RF spatial multiplexing using MIMO-based methods has typically focused on environmental sources of multi-path as a means to achieve spatial multiplexing gain. Thus, MIMO spatial multiplexing schemes either rely on environmentally derived multipath at lower carrier frequencies, or do not use scalable and adaptable MIMO algorithms with predictive complexity when operating in line of sight (LOS) channels. Additionally, these methods are not adapted based on spatial correlation. Meanwhile, analog schemes to achieve spatial multiplexing suffer from an inability to adapt easily to channel and system variability, creating feasibility issues for practical deployment
MIMO computational schemes are also unable to adapt the required computational power, and thereby incur operating power penalties when operating in low-correlation environments, making them less desirable in power-constrained environments.

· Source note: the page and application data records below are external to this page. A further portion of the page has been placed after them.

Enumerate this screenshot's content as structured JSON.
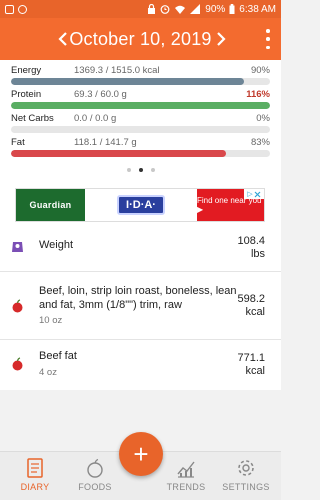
{
  "status_bar": {
    "battery": "90%",
    "time": "6:38 AM"
  },
  "header": {
    "date": "October 10, 2019"
  },
  "nutrients": [
    {
      "name": "Energy",
      "amount": "1369.3 / 1515.0 kcal",
      "percent": "90%",
      "fill": 0.9,
      "color": "#6d8596"
    },
    {
      "name": "Protein",
      "amount": "69.3 / 60.0 g",
      "percent": "116%",
      "fill": 1.0,
      "color": "#5aae63"
    },
    {
      "name": "Net Carbs",
      "amount": "0.0 / 0.0 g",
      "percent": "0%",
      "fill": 0.0,
      "color": "#8a9ba8"
    },
    {
      "name": "Fat",
      "amount": "118.1 / 141.7 g",
      "percent": "83%",
      "fill": 0.83,
      "color": "#d9484b"
    }
  ],
  "ad": {
    "brand1": "Guardian",
    "brand2": "I·D·A·",
    "cta": "Find one near you ▶"
  },
  "entries": [
    {
      "title": "Weight",
      "value_line1": "108.4",
      "value_line2": "lbs",
      "sub": ""
    },
    {
      "title": "Beef, loin, strip loin roast, boneless, lean and fat, 3mm (1/8\"\") trim, raw",
      "value_line1": "598.2",
      "value_line2": "kcal",
      "sub": "10 oz"
    },
    {
      "title": "Beef fat",
      "value_line1": "771.1",
      "value_line2": "kcal",
      "sub": "4 oz"
    }
  ],
  "nav": {
    "diary": "DIARY",
    "foods": "FOODS",
    "trends": "TRENDS",
    "settings": "SETTINGS"
  },
  "fab_label": "+",
  "colors": {
    "brand": "#f36b2f",
    "status": "#e8642a"
  }
}
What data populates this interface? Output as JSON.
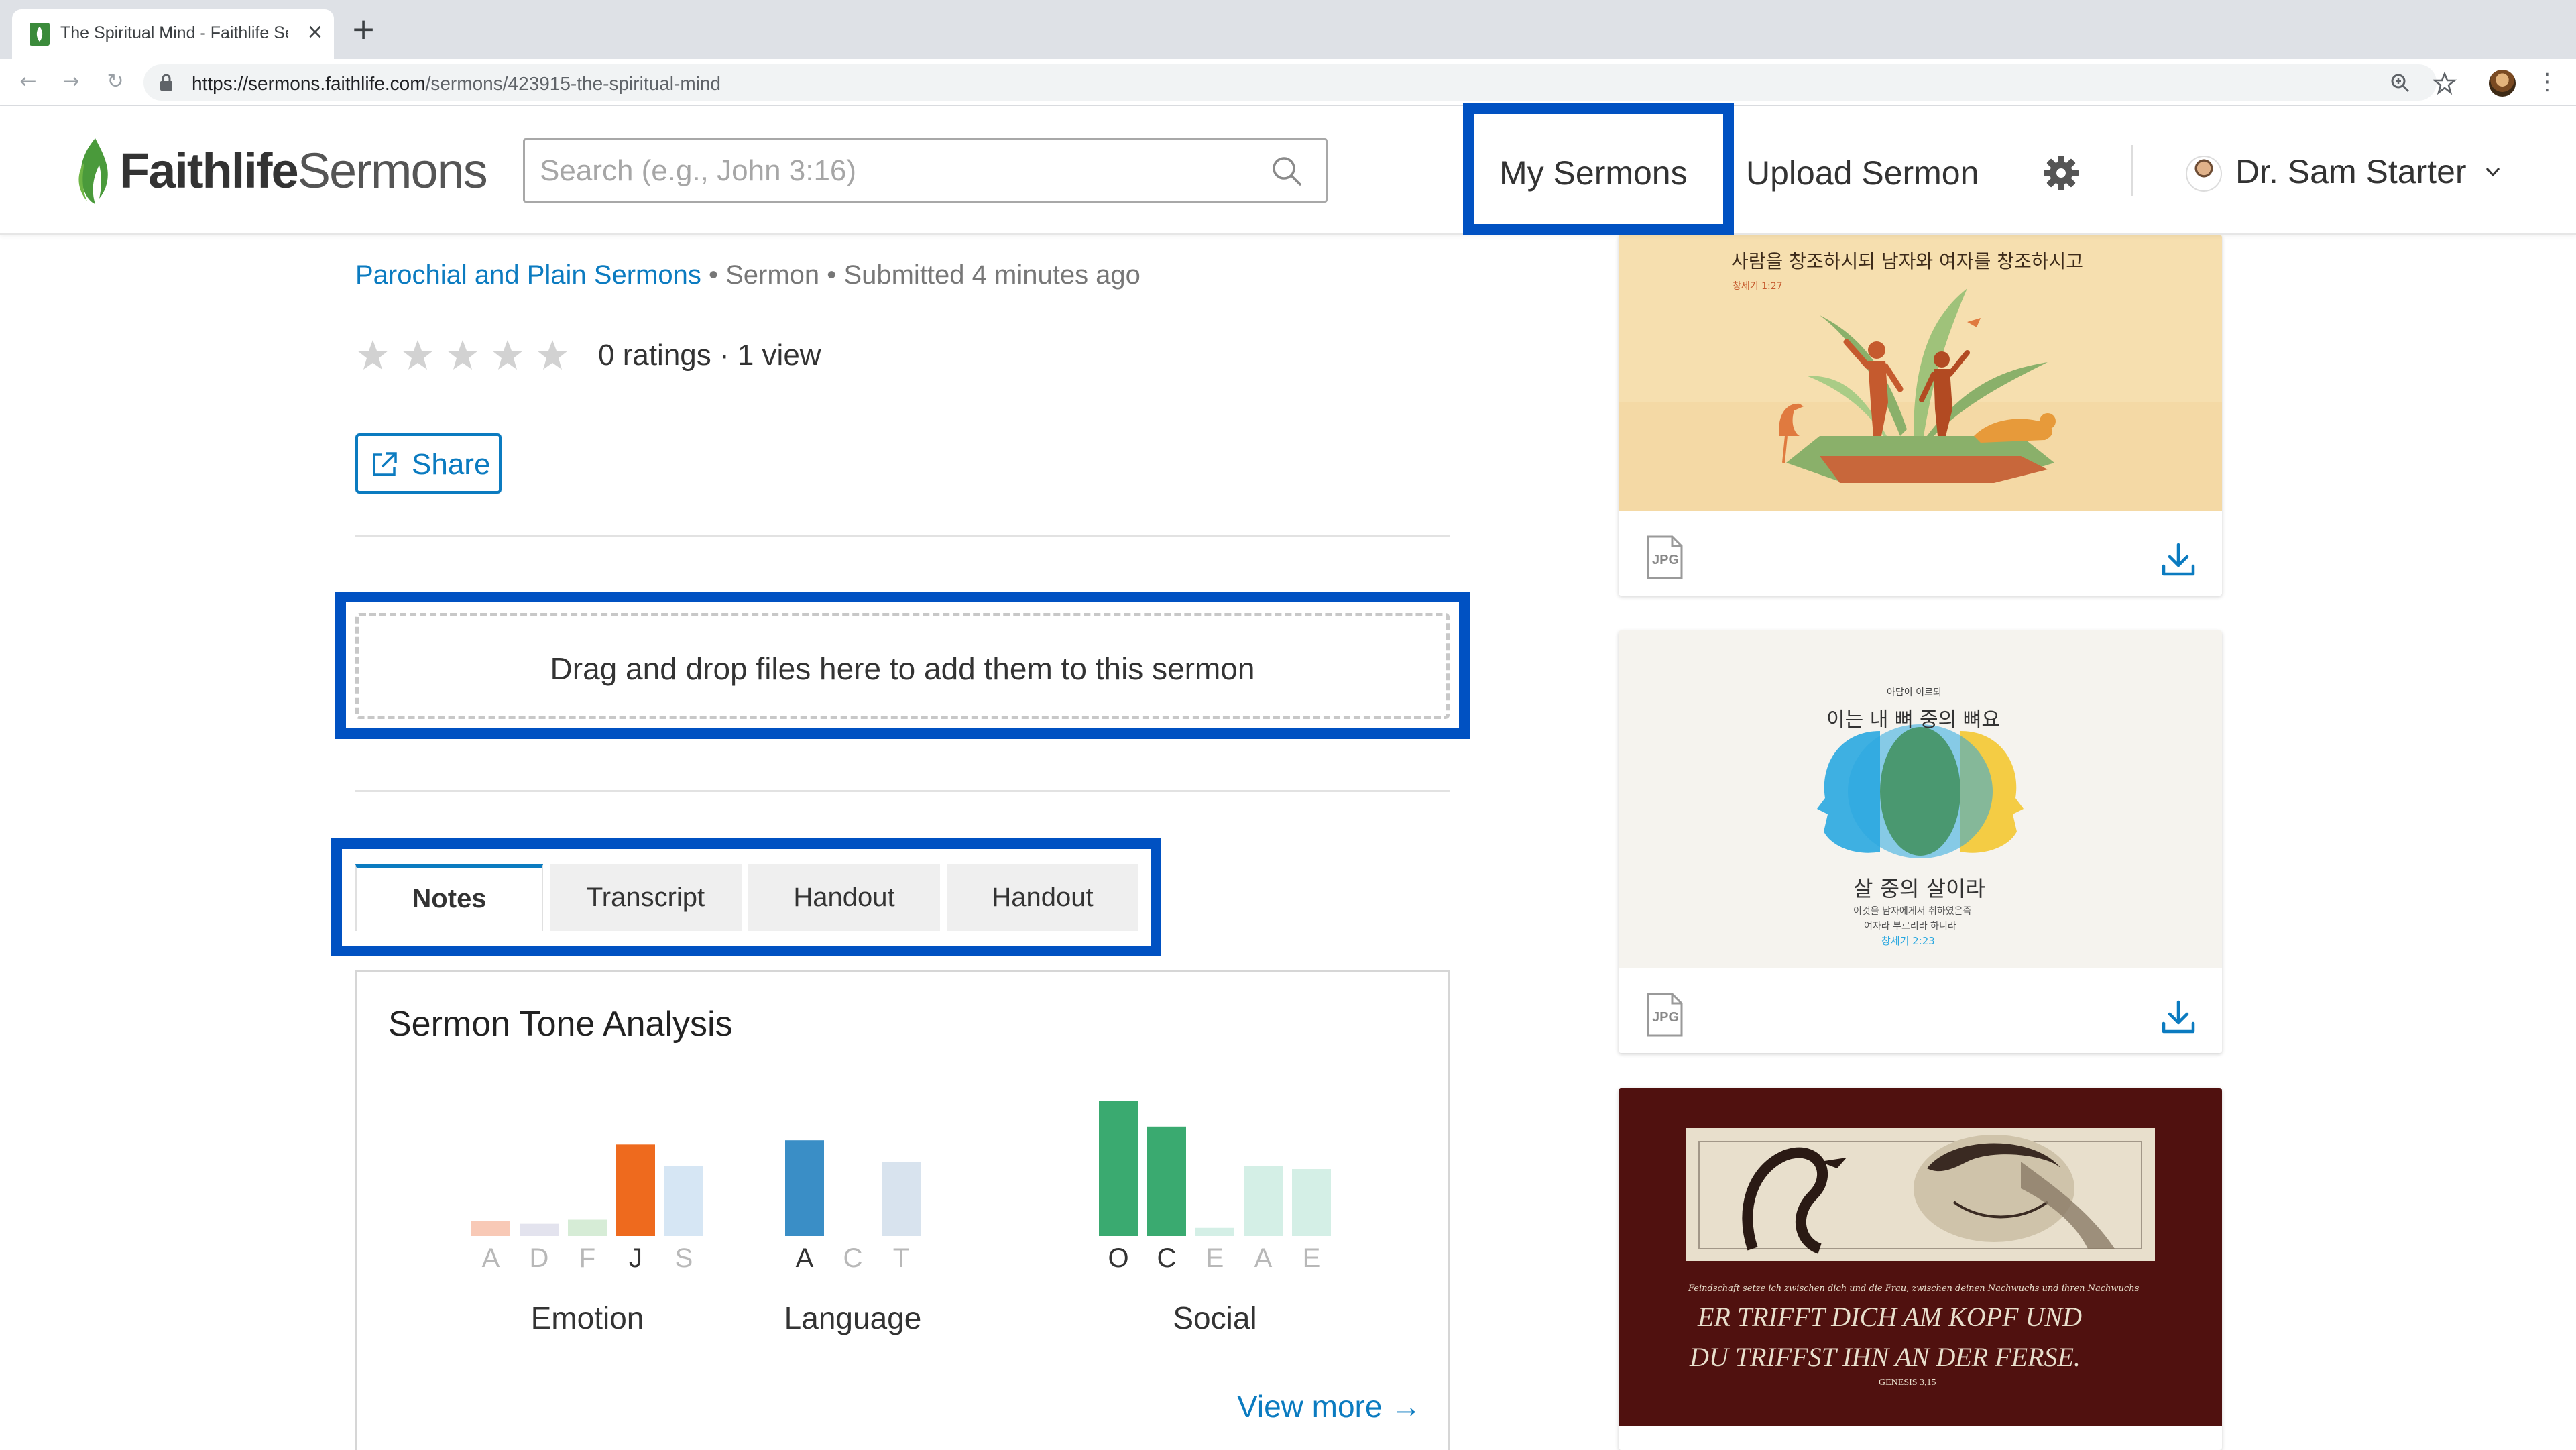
{
  "browser": {
    "tab_title": "The Spiritual Mind - Faithlife Se",
    "url_host": "https://sermons.faithlife.com",
    "url_path": "/sermons/423915-the-spiritual-mind"
  },
  "header": {
    "logo_part1": "Faithlife",
    "logo_part2": "Sermons",
    "search_placeholder": "Search (e.g., John 3:16)",
    "my_sermons": "My Sermons",
    "upload_sermon": "Upload Sermon",
    "user_name": "Dr. Sam Starter"
  },
  "sermon": {
    "series": "Parochial and Plain Sermons",
    "sep1": "•",
    "type": "Sermon",
    "sep2": "•",
    "submitted": "Submitted 4 minutes ago",
    "rating_stars": 0,
    "ratings_text": "0 ratings · 1 view",
    "share_label": "Share",
    "dropzone_text": "Drag and drop files here to add them to this sermon"
  },
  "tabs": [
    {
      "label": "Notes"
    },
    {
      "label": "Transcript"
    },
    {
      "label": "Handout"
    },
    {
      "label": "Handout"
    }
  ],
  "tone": {
    "title": "Sermon Tone Analysis",
    "view_more": "View more →"
  },
  "chart_data": {
    "type": "bar",
    "title": "Sermon Tone Analysis",
    "ylim": [
      0,
      1
    ],
    "groups": [
      {
        "name": "Emotion",
        "categories": [
          "A",
          "D",
          "F",
          "J",
          "S"
        ],
        "values": [
          0.11,
          0.09,
          0.12,
          0.67,
          0.51
        ],
        "colors": [
          "#f8c9b6",
          "#e3e3ee",
          "#d6ecd6",
          "#ee6a1e",
          "#d6e6f4"
        ],
        "dominant": [
          false,
          false,
          false,
          true,
          false
        ]
      },
      {
        "name": "Language",
        "categories": [
          "A",
          "C",
          "T"
        ],
        "values": [
          0.7,
          0.0,
          0.54
        ],
        "colors": [
          "#3a8ec6",
          "#e3e3ee",
          "#d8e3ee"
        ],
        "dominant": [
          true,
          false,
          false
        ]
      },
      {
        "name": "Social",
        "categories": [
          "O",
          "C",
          "E",
          "A",
          "E"
        ],
        "values": [
          0.99,
          0.8,
          0.06,
          0.51,
          0.49
        ],
        "colors": [
          "#3aaa70",
          "#3aaa70",
          "#d4efe6",
          "#d4efe6",
          "#d4efe6"
        ],
        "dominant": [
          true,
          true,
          false,
          false,
          false
        ]
      }
    ]
  },
  "art": [
    {
      "type": "JPG",
      "caption_line1": "사람을 창조하시되 남자와 여자를 창조하시고",
      "caption_line2": "창세기 1:27",
      "colors": {
        "bg": "#f6dfaf",
        "figure": "#c55a2e",
        "leaf": "#8ab06a"
      }
    },
    {
      "type": "JPG",
      "caption_top_small": "아담이 이르되",
      "caption_top": "이는 내 뼈 중의 뼈요",
      "caption_bottom": "살 중의 살이라",
      "caption_bottom_small1": "이것을 남자에게서 취하였은즉",
      "caption_bottom_small2": "여자라 부르리라 하니라",
      "caption_ref": "창세기 2:23",
      "colors": {
        "bg": "#f5f3ee",
        "blue": "#2aa8e0",
        "yellow": "#f3c93a",
        "green": "#3f8f5a"
      }
    },
    {
      "caption_small": "Feindschaft setze ich zwischen dich und die Frau, zwischen deinen Nachwuchs und ihren Nachwuchs",
      "caption_line1": "ER TRIFFT DICH AM KOPF UND",
      "caption_line2": "DU TRIFFST IHN AN DER FERSE.",
      "caption_ref": "GENESIS 3,15",
      "colors": {
        "bg": "#5c1512",
        "panel": "#e8dfcc"
      }
    }
  ],
  "colors": {
    "brand_blue": "#0b7bc0",
    "highlight": "#0051c2",
    "logo_green": "#4a9a3b"
  }
}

Hence, present methods do not couple correlation prediction, computational complexity, and MIMO algorithm sophistication. A system and method with these characteristics provides flexibility in spatial multiplexing systems.
Although spatial multiplexing is important for meeting goals of high rate (e.g., 100 Gb/s) RF links for range and capacity, its practical use on long-endurance aerial or fixed, power constrained platforms presents challenges. Motion of spatially separated multi-aperture transmit and receive platforms induces a sampling of the full correlation range of signals which, at high rates, results in prohibitive processing complexity and power consumption for the known MIMO signal processing algorithms. For example, applying a conventional MIMO algorithm such as the list sphere detector (LSD) to a 4×4 polarization multiplexed system (8 transmit streams) in which independent processing over polarizations is possible, would incur a computational cost in excess of 25,000 operations per bit for the MIMO demapper. At the rough computational density per watt (CDW) of a graphics processing unit (GPU) of ˜3 GOPS/W (giga-operations per second per watt), this algorithm would consume over 800 kW of power for 100 Gb/s of throughput. Thus, methods that enable orders-of-magnitude improvements are necessary to meet ambitious high rate transmission goals.